Grandmother shakes her head, "I can't remember, dear..." The girl, annoyed, returns "But then, why do you go to church at all when you don't remember what's said there!"
Grandmother smiles and empties her knitting basket. She hands it to the girl: "Please go and fetch me water!"
"In this basket, Grandma? Impossible! With all the gaps and cracks, it won't even hold a thimble full!"
Grandma, still smiling, says "Please!"
And the girl, though angry about this stupid old woman, goes and does as bidded. She returns, triumphantly: "I knew it, there won't stay a drop in it!"

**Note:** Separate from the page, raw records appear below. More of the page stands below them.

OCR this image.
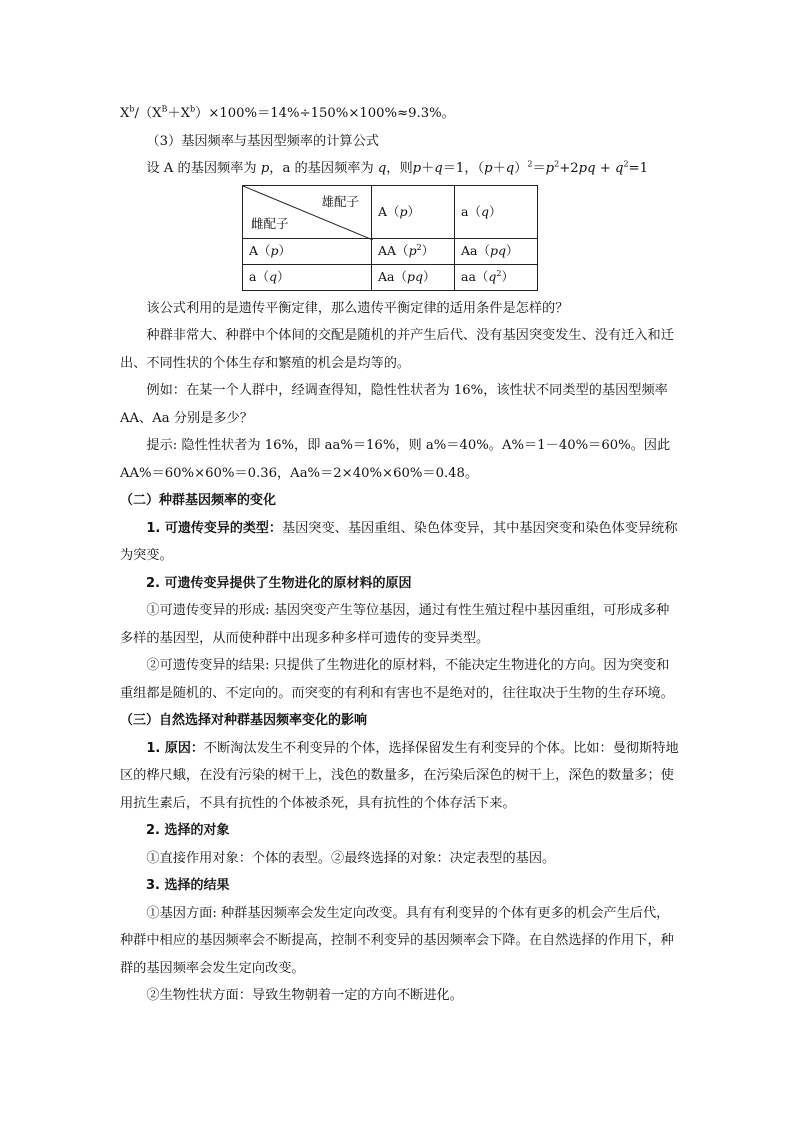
$X^b/(X^B+X^b)\times 100\%=14\%\div 150\%\times 100\%\approx 9.3\%$。

（3）基因频率与基因型频率的计算公式

设 A 的基因频率为 p，a 的基因频率为 q，则p＋q＝1，$(p+q)^2=p^2+2pq + q^2=1$

雄配子
雌配子	A（p）	a（q）
A（p）	$AA(p^2)$	Aa（pq）
a（q）	Aa（pq）	$aa(q^2)$

该公式利用的是遗传平衡定律，那么遗传平衡定律的适用条件是怎样的？

种群非常大、种群中个体间的交配是随机的并产生后代、没有基因突变发生、没有迁入和迁出、不同性状的个体生存和繁殖的机会是均等的。

例如：在某一个人群中，经调查得知，隐性性状者为 16%，该性状不同类型的基因型频率 AA、Aa 分别是多少？

提示: 隐性性状者为 16%，即 aa%＝16%，则 a%＝40%。A%＝1－40%＝60%。因此 AA%＝60%×60%＝0.36，Aa%＝2×40%×60%＝0.48。

（二）种群基因频率的变化

1. 可遗传变异的类型：基因突变、基因重组、染色体变异，其中基因突变和染色体变异统称为突变。

2. 可遗传变异提供了生物进化的原材料的原因

①可遗传变异的形成: 基因突变产生等位基因，通过有性生殖过程中基因重组，可形成多种多样的基因型，从而使种群中出现多种多样可遗传的变异类型。

②可遗传变异的结果: 只提供了生物进化的原材料，不能决定生物进化的方向。因为突变和重组都是随机的、不定向的。而突变的有利和有害也不是绝对的，往往取决于生物的生存环境。

（三）自然选择对种群基因频率变化的影响

1. 原因：不断淘汰发生不利变异的个体，选择保留发生有利变异的个体。比如：曼彻斯特地区的桦尺蛾，在没有污染的树干上，浅色的数量多，在污染后深色的树干上，深色的数量多；使用抗生素后，不具有抗性的个体被杀死，具有抗性的个体存活下来。

2. 选择的对象

①直接作用对象：个体的表型。②最终选择的对象：决定表型的基因。

3. 选择的结果

①基因方面: 种群基因频率会发生定向改变。具有有利变异的个体有更多的机会产生后代，种群中相应的基因频率会不断提高，控制不利变异的基因频率会下降。在自然选择的作用下，种群的基因频率会发生定向改变。

②生物性状方面：导致生物朝着一定的方向不断进化。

Grandmother takes the basket and looks at it, scrutinizing: "But it is cleaner now, can't you see?"
The Cracked Pot -- a Chinese Fable
A water bearer in China had two large pots, each hung on the ends of a pole which he carried across his neck. One pot had a crack in it, while the other pot was perfect and always delivered a full portion of water. At the end of the long walk from the stream to the house, the cracked pot arrived only half full.
For a full two years this went on daily, with the bearer delivering only one and a half pots full of water to his house.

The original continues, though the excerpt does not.